This weekend I spent a good bit of time watching Friday Night Lights, the television series about high school football in rural Texas. The show is packed with life lessons and inspiring stories, but the thing that I enjoy the most is the team camaraderie among the high school football players, the Dillon Panthers. Those players are there for each other on and off the field and have a very strong bond that allows them to accomplish truly great things together.
Not to wax nostalgic, but I remember having that same feeling during my days playing college lacrosse. From the locker room to the classroom to the playing field, my teammates and I were inseparable. We trusted each other deeply and knew we could count on each other to do our respective jobs.
We all knew with 100% certainty that everyone on the team was fully committed to the team and would do whatever it took to beat our opponents. We counted on each other as teammates and we all delivered. The feeling is almost magical – together we felt invincible. It was probably the most motivating feeling I’ve ever felt.

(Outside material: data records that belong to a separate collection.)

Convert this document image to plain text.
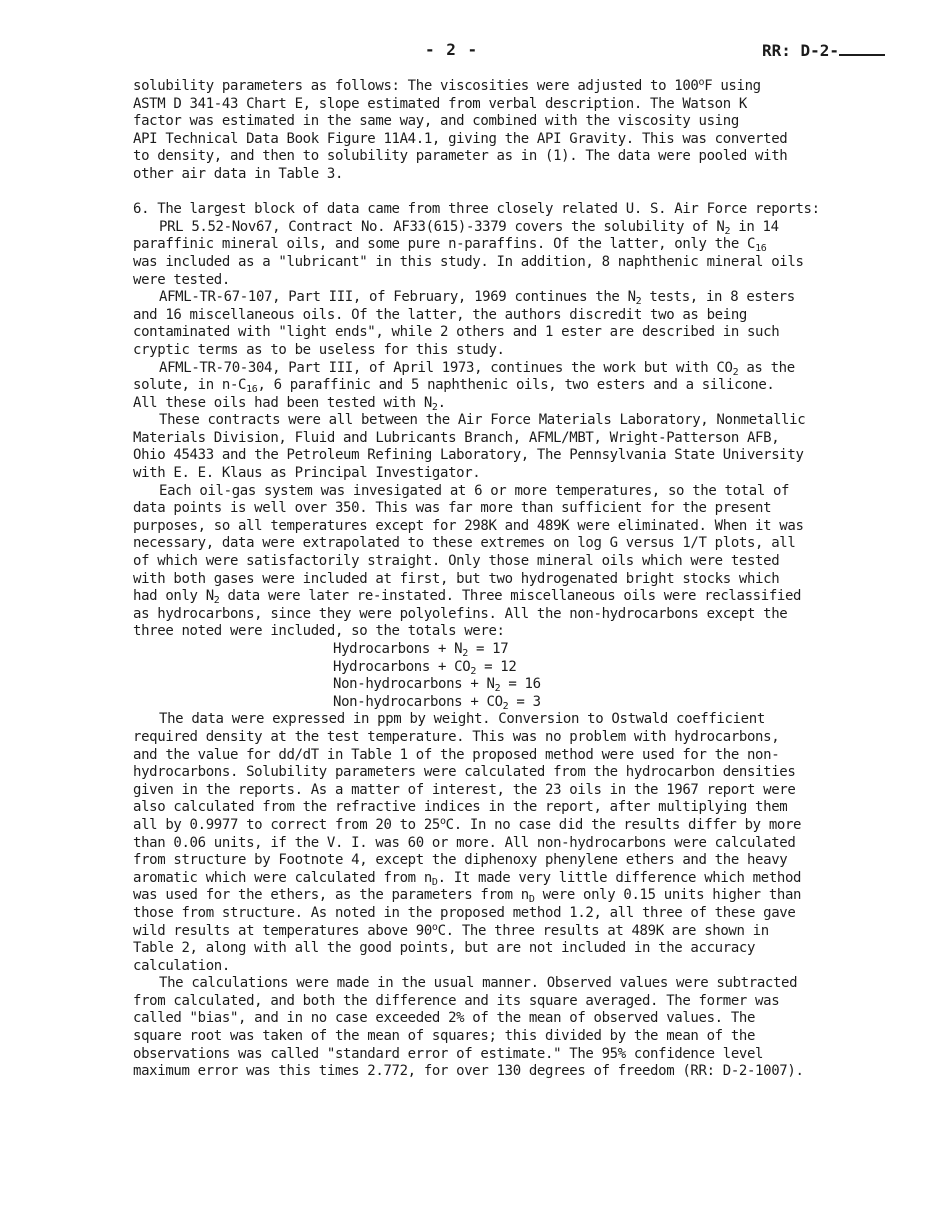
- 2 -	RR: D-2-

solubility parameters as follows: The viscosities were adjusted to 100$^o$F using

ASTM D 341-43 Chart E, slope estimated from verbal description. The Watson K

factor was estimated in the same way, and combined with the viscosity using

API Technical Data Book Figure 11A4.1, giving the API Gravity. This was converted

to density, and then to solubility parameter as in (1). The data were pooled with

other air data in Table 3.

6. The largest block of data came from three closely related U. S. Air Force reports:

PRL 5.52-Nov67, Contract No. AF33(615)-3379 covers the solubility of $N_2$ in 14

paraffinic mineral oils, and some pure n-paraffins. Of the latter, only the $C_{16}$

was included as a "lubricant" in this study. In addition, 8 naphthenic mineral oils

were tested.

AFML-TR-67-107, Part III, of February, 1969 continues the $N_2$ tests, in 8 esters

and 16 miscellaneous oils. Of the latter, the authors discredit two as being

contaminated with "light ends", while 2 others and 1 ester are described in such

cryptic terms as to be useless for this study.

AFML-TR-70-304, Part III, of April 1973, continues the work but with $CO_2$ as the

solute, in $n-C_{16}$, 6 paraffinic and 5 naphthenic oils, two esters and a silicone.

All these oils had been tested with $N_2$.

These contracts were all between the Air Force Materials Laboratory, Nonmetallic

Materials Division, Fluid and Lubricants Branch, AFML/MBT, Wright-Patterson AFB,

Ohio 45433 and the Petroleum Refining Laboratory, The Pennsylvania State University

with E. E. Klaus as Principal Investigator.

Each oil-gas system was invesigated at 6 or more temperatures, so the total of

data points is well over 350. This was far more than sufficient for the present

purposes, so all temperatures except for 298K and 489K were eliminated. When it was

necessary, data were extrapolated to these extremes on log G versus 1/T plots, all

of which were satisfactorily straight. Only those mineral oils which were tested

with both gases were included at first, but two hydrogenated bright stocks which

had only $N_2$ data were later re-instated. Three miscellaneous oils were reclassified

as hydrocarbons, since they were polyolefins. All the non-hydrocarbons except the

three noted were included, so the totals were:

Hydrocarbons + $N_2 = 17$

Hydrocarbons + $CO_2 = 12$

Non-hydrocarbons + $N_2 = 16$

Non-hydrocarbons + $CO_2 = 3$

The data were expressed in ppm by weight. Conversion to Ostwald coefficient

required density at the test temperature. This was no problem with hydrocarbons,

and the value for dd/dT in Table 1 of the proposed method were used for the non-

hydrocarbons. Solubility parameters were calculated from the hydrocarbon densities

given in the reports. As a matter of interest, the 23 oils in the 1967 report were

also calculated from the refractive indices in the report, after multiplying them

all by 0.9977 to correct from 20 to 25$^o$C. In no case did the results differ by more

than 0.06 units, if the V. I. was 60 or more. All non-hydrocarbons were calculated

from structure by Footnote 4, except the diphenoxy phenylene ethers and the heavy

aromatic which were calculated from $n_D$. It made very little difference which method

was used for the ethers, as the parameters from $n_D$ were only 0.15 units higher than

those from structure. As noted in the proposed method 1.2, all three of these gave

wild results at temperatures above 90$^o$C. The three results at 489K are shown in

Table 2, along with all the good points, but are not included in the accuracy

calculation.

The calculations were made in the usual manner. Observed values were subtracted

from calculated, and both the difference and its square averaged. The former was

called "bias", and in no case exceeded 2% of the mean of observed values. The

square root was taken of the mean of squares; this divided by the mean of the

observations was called "standard error of estimate." The 95% confidence level

maximum error was this times 2.772, for over 130 degrees of freedom (RR: D-2-1007).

With all of these memories flooding back, it begs the question: How can that same feeling of team camaraderie be recreated in the office environment? The feeling where everyone in the company is part of a team and all departments work together to overcome a common opponent.
I’ve often found that, rather than playing as one team against a common opponent outside the company, sometimes we tend to find opponents inside our own companies to play against. Departments will start competing against each other for resources and authority, pointing fingers and focusing their competitive attention inward, on their own colleagues. I believe that the first step to creating team camaraderie in the office environment is ensuring that competitive attention is directed externally rather than internally.
So, how do we do that?
Thinking back to my sports days, during any competition we always had two important elements:
1) A Scoreboard
2) An Opponent
There is nothing more key to the concept of competition than a scoreboard. It shows you the critical information of how you’re doing compared to your opponent, whether you are behind and need to rally, or ahead and need to protect your lead. But more than that, a scoreboard is a reminder that you are in a competition. At the end of the day there will be winners and losers and if you want to win, you need to work harder, think faster and execute better than your opponent.

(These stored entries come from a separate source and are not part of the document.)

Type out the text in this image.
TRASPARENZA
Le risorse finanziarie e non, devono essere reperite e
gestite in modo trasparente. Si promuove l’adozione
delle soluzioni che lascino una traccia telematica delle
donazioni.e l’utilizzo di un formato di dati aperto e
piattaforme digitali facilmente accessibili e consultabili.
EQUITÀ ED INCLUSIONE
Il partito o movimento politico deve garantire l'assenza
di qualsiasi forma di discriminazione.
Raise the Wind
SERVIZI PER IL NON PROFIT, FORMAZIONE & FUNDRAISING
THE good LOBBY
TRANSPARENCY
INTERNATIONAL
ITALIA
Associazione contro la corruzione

Who are you playing against? This may sound obvious, but you need to know who your opponent is. It’s good to know the name of the team (or company) that you’re competing against, however it’s far better to know the names of the individual players. The week before every lacrosse game our coaches always gave us a comprehensive scouting report to take home. The scouting report contained stats on the team we were about to play that weekend, but also the names, skills and tendencies of each of that team’s players. I played defense, and before every game I knew the name of the offensive player I was matched up against, I knew where he had played in high school, I knew how much experience he had in his current position, whether he played more with his left hand or right hand, where he liked to shoot the ball from, etc. I memorized all of his habits and before each game when we lined up to shake hands, I looked my opponent square in the eye and knew exactly who I had to beat that day.

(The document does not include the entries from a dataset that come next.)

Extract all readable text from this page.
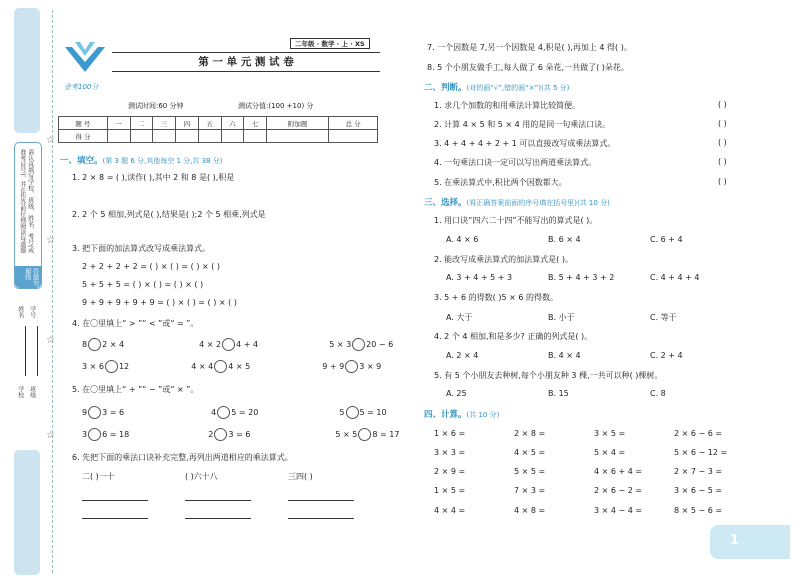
请认真填写学校、班级、姓名、考号(或准考证号)，并在作答前仔细阅读每道题
答题勿超线
姓名
学校
学号
班级
☆
☆
☆
☆
金考100分
二年级 · 数学 · 上 · XS
第 一 单 元 测 试 卷
测试时间:60 分钟	测试分值:(100 +10) 分
题 号	一	二	三	四	五	六	七	附加题	总 分
得 分									
一、填空。(第 3 题 6 分,其他每空 1 分,共 38 分)
1. 2 × 8 = ( ),读作( ),其中 2 和 8 是( ),积是
2. 2 个 5 相加,列式是( ),结果是( );2 个 5 相乘,列式是
3. 把下面的加法算式改写成乘法算式。
2 + 2 + 2 + 2 = ( ) × ( ) = ( ) × ( )
5 + 5 + 5 = ( ) × ( ) = ( ) × ( )
9 + 9 + 9 + 9 + 9 = ( ) × ( ) = ( ) × ( )
4. 在〇里填上“ > ”“ < ”或“ = ”。
8 2 × 4	4 × 2 4 + 4	5 × 3 20 − 6
3 × 6 12	4 × 4 4 × 5	9 + 9 3 × 9
5. 在〇里填上“ + ”“ − ”或“ × ”。
9 3 = 6	4 5 = 20	5 5 = 10
3 6 = 18	2 3 = 6	5 × 5 8 = 17
6. 先把下面的乘法口诀补充完整,再列出两道相应的乘法算式。
二( )一十	( )六十八	三四( )
7. 一个因数是 7,另一个因数是 4,积是( ),再加上 4 得( )。
8. 5 个小朋友做手工,每人做了 6 朵花,一共做了( )朵花。
二、判断。(对的画“√”,错的画“×”)(共 5 分)
1. 求几个加数的和用乘法计算比较简便。	( )
2. 计算 4 × 5 和 5 × 4 用的是同一句乘法口诀。	( )
3. 4 + 4 + 4 + 2 + 1 可以直接改写成乘法算式。	( )
4. 一句乘法口诀一定可以写出两道乘法算式。	( )
5. 在乘法算式中,积比两个因数都大。	( )
三、选择。(将正确答案前面的序号填在括号里)(共 10 分)
1. 用口诀“四六二十四”不能写出的算式是( )。
A. 4 × 6	B. 6 × 4	C. 6 + 4
2. 能改写成乘法算式的加法算式是( )。
A. 3 + 4 + 5 + 3	B. 5 + 4 + 3 + 2	C. 4 + 4 + 4
3. 5 + 6 的得数( )5 × 6 的得数。
A. 大于	B. 小于	C. 等于
4. 2 个 4 相加,和是多少? 正确的列式是( )。
A. 2 × 4	B. 4 × 4	C. 2 + 4
5. 有 5 个小朋友去种树,每个小朋友种 3 棵,一共可以种( )棵树。
A. 25	B. 15	C. 8
四、计算。(共 10 分)
1 × 6 =	2 × 8 =	3 × 5 =	2 × 6 − 6 =
3 × 3 =	4 × 5 =	5 × 4 =	5 × 6 − 12 =
2 × 9 =	5 × 5 =	4 × 6 + 4 =	2 × 7 − 3 =
1 × 5 =	7 × 3 =	2 × 6 − 2 =	3 × 6 − 5 =
4 × 4 =	4 × 8 =	3 × 4 − 4 =	8 × 5 − 6 =
1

One thing I’ve noticed over the years is that humans tend to naturally find an opponent. No matter what we’re doing, or where we are, there is always someone we’re playing against. It’s important to take measure to make sure the opponent that we find is the right opponent and that we get to know that opponent deeply.
In past companies I’ve seen that no amount of org change or org structure modification can overcome the feeling of not being on the same team, but after you’ve created a strong sense of team camaraderie, there is nothing that you can’t accomplish together.